Find new ways to do old things
By Fay Kajee, Managing Director of Fountainhead Design
“Thinking outside the box” is one of the best known clichés in the business world. It means thinking creatively about a familiar or common practice and coming up with a new approach. It’s about innovation, lateral thinking, pushing the boundaries. In essence, finding new ways of doing old things.
Is there a secret to the process that only a few clever people know that will yield spectacular results? It took me many years to finally figure out that the key to real value adding “out-of-the-box thinking” lies in two basic principles:
- Know your current box. Understand it’s strengths, limitations, gaps and risks.
- Know why you want to do things differently, then dispense with pre-set goals that place constraints on thinking.
This is the point at which I usually reach for a cup of coffee and ponder how to get out of the familiar box in which we live on almost any topic. So it’s important to first identify exactly which box it is that we are thinking about. We need to break down the boundaries of what we know and venture into the realm of the absurd and untested direction of what we need to think about but haven’t yet thought of.

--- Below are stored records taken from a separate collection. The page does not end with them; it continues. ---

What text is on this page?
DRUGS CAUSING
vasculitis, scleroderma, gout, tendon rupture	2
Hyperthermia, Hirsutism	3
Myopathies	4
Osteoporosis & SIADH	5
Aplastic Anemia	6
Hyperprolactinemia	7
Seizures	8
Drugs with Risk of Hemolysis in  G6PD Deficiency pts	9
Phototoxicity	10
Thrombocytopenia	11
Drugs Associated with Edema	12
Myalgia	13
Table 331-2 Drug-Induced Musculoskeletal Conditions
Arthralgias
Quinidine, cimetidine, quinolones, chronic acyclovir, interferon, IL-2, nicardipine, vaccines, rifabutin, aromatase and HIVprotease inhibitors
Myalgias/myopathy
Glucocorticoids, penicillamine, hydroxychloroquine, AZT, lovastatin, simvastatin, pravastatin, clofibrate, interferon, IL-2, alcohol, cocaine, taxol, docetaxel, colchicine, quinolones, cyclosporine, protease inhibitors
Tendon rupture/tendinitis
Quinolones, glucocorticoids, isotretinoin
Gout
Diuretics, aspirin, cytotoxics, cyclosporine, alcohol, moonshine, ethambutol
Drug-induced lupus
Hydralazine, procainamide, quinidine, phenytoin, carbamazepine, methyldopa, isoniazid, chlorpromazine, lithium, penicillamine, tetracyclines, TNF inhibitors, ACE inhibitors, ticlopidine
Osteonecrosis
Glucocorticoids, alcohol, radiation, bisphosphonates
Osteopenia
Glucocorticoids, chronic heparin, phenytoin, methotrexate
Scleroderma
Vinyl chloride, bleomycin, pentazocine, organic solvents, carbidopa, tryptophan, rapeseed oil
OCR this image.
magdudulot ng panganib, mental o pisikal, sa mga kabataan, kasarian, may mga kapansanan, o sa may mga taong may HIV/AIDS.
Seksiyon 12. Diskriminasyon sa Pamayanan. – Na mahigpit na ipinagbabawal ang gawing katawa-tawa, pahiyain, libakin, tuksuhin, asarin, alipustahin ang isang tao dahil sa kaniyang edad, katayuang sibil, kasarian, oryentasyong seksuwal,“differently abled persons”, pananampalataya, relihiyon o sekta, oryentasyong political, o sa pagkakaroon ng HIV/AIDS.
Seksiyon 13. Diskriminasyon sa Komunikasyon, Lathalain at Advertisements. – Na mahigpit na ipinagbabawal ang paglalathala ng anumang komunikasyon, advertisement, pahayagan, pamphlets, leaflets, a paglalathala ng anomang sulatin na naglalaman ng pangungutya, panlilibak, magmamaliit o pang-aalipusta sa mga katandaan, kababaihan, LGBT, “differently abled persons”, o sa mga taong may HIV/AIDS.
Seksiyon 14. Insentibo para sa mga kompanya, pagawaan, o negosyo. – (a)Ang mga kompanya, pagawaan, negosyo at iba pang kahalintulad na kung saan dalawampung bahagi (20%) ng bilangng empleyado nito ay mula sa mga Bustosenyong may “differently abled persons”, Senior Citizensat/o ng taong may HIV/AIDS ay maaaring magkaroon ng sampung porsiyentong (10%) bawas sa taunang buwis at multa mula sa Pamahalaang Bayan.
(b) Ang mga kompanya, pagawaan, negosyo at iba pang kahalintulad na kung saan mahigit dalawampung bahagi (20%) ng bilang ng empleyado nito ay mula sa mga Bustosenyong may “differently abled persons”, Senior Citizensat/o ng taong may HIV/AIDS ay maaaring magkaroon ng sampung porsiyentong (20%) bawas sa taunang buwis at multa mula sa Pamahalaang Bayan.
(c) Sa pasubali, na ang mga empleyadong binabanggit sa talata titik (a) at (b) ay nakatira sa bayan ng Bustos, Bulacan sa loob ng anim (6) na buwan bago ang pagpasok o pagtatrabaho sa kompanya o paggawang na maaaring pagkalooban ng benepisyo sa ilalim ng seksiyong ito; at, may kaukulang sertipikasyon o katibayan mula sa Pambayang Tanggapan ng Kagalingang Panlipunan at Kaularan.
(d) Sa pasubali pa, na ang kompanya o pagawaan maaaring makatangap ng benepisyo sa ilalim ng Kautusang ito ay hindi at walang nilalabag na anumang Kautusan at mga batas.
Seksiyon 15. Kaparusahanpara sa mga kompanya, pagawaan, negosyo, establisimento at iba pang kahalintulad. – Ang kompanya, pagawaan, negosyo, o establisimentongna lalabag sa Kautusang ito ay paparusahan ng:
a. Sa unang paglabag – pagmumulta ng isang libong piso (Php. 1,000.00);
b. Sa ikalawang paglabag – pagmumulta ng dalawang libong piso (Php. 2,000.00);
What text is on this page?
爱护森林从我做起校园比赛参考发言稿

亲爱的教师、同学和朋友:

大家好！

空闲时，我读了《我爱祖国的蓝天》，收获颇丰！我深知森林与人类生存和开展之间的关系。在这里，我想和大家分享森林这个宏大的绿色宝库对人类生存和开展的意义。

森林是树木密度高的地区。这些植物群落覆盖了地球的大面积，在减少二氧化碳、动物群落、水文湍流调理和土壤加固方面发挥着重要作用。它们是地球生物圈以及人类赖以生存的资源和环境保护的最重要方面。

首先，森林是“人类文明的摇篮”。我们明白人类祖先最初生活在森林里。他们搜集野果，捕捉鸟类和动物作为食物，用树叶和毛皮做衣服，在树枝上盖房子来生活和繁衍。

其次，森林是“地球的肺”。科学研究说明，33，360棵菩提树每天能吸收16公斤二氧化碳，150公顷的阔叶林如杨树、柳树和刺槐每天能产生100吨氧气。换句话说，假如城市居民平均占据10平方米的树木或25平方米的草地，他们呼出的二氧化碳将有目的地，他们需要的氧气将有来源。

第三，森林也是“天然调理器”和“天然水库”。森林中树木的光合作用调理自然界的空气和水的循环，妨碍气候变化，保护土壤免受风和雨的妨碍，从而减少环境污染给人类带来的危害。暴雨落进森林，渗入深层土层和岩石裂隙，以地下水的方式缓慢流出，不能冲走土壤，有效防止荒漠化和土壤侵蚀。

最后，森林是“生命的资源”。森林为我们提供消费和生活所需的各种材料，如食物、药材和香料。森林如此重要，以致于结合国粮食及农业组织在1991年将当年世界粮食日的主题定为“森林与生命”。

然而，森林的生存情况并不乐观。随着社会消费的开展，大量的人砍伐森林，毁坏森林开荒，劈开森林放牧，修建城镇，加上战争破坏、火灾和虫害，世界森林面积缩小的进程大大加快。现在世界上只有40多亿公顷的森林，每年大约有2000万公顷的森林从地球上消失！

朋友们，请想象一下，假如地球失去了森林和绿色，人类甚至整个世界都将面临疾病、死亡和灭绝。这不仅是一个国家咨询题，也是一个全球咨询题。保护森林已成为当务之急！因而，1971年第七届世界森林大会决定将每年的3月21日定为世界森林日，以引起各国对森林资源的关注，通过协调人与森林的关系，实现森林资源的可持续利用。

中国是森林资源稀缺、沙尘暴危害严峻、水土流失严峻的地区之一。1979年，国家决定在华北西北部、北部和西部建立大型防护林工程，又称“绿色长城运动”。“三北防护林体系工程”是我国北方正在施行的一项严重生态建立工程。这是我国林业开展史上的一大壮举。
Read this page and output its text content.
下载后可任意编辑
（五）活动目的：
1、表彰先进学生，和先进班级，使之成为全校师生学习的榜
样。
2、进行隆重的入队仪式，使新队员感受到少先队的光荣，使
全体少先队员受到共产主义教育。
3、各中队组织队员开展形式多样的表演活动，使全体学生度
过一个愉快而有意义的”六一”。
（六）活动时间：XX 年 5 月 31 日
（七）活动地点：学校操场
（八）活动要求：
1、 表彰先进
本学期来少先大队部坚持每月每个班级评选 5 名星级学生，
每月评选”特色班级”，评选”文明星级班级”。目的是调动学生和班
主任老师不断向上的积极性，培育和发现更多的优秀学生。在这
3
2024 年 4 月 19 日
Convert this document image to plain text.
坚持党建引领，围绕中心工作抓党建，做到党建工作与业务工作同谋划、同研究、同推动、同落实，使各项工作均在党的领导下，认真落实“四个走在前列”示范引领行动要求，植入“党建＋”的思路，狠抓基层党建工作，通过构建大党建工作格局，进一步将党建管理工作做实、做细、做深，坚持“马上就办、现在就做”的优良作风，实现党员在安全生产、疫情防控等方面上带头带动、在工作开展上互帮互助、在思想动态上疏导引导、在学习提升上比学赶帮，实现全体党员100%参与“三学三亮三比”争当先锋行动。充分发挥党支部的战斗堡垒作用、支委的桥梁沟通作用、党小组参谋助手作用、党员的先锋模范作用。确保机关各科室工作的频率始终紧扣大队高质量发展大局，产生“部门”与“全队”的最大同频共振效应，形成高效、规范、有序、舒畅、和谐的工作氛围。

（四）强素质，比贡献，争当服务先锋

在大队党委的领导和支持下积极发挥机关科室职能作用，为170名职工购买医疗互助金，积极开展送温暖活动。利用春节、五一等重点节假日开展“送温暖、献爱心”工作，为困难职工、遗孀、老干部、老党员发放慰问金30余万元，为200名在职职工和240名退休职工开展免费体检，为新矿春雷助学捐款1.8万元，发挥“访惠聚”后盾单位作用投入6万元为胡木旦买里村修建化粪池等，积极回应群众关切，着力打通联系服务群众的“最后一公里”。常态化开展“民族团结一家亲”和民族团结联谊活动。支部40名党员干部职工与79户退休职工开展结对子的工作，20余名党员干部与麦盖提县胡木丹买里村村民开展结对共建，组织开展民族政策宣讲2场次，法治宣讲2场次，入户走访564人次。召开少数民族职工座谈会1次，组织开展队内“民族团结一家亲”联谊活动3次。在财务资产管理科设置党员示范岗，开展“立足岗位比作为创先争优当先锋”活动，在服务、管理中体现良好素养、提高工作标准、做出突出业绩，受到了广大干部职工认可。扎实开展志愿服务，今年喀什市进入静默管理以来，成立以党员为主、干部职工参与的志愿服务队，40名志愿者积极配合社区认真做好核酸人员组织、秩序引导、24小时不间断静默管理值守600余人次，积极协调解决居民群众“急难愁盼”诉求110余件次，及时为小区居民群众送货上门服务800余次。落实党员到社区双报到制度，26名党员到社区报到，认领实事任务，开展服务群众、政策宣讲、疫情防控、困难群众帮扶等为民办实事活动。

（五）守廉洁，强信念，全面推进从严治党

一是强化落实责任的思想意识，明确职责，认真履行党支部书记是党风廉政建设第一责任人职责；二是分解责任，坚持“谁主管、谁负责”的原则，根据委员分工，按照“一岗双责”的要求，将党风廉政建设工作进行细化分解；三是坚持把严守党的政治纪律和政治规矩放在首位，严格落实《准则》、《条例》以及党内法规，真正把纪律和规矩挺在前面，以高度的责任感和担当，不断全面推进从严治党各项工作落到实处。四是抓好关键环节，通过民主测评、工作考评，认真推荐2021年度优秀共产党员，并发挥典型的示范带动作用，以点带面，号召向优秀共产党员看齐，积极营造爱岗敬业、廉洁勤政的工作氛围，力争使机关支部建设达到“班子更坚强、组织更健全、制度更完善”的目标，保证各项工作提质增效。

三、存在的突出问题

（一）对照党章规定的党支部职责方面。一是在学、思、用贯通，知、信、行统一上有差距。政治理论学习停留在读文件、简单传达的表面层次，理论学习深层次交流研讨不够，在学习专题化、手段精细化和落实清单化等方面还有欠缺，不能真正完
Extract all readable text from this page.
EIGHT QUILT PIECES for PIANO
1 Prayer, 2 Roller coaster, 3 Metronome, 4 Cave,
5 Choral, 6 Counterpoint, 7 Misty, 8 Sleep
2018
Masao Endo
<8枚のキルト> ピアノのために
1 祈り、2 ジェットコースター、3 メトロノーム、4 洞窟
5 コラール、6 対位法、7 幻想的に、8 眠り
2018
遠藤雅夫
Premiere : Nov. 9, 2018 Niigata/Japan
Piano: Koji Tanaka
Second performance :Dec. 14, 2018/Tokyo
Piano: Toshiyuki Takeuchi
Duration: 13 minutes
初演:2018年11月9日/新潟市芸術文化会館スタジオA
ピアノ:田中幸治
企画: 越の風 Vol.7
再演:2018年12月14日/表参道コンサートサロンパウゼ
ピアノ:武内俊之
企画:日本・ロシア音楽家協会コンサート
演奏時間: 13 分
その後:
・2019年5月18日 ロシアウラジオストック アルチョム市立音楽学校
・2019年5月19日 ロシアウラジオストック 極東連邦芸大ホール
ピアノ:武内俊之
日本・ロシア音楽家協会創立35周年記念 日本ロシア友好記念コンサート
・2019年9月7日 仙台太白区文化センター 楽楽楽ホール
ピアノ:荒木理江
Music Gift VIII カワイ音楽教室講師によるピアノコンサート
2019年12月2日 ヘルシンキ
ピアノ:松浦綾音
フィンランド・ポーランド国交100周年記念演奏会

Albert Einstein famously said “Only those who achieve the absurd can achieve the impossible”. He also said “Insanity is doing the same thing over and over and expecting a different result”. Yet we have to remain alert to the starting point so that we can assess the value of the new idea, and in doing so, resist the urge to over analyse and sabotage the process. The temptation to go back to what we know can be strong.
Once we commit to this, the process can be relatively straightforward: Use a combination of seemingly disparate ideas to craft new possibilities. Extract core principles and evaluate them in areas where they were never before. Look for alternatives and not a perfect fit. It calls for open-mindedness and courage.
In The Art of Possibility, Ben Zander says:
“In the measurement world, you set a goal and strive for it. In the universe of possibility, you set the context and let life unfold.”
Creativity does not provide only one correct answer. There are many possibilities.
Throughout the process of thinking outside the box, it’s worth remembering that the world is not static. Therefore we should allow the existence of divergent and seemingly irrelevant information to challenge conventional notions. Failure to do so would result in obsolescence.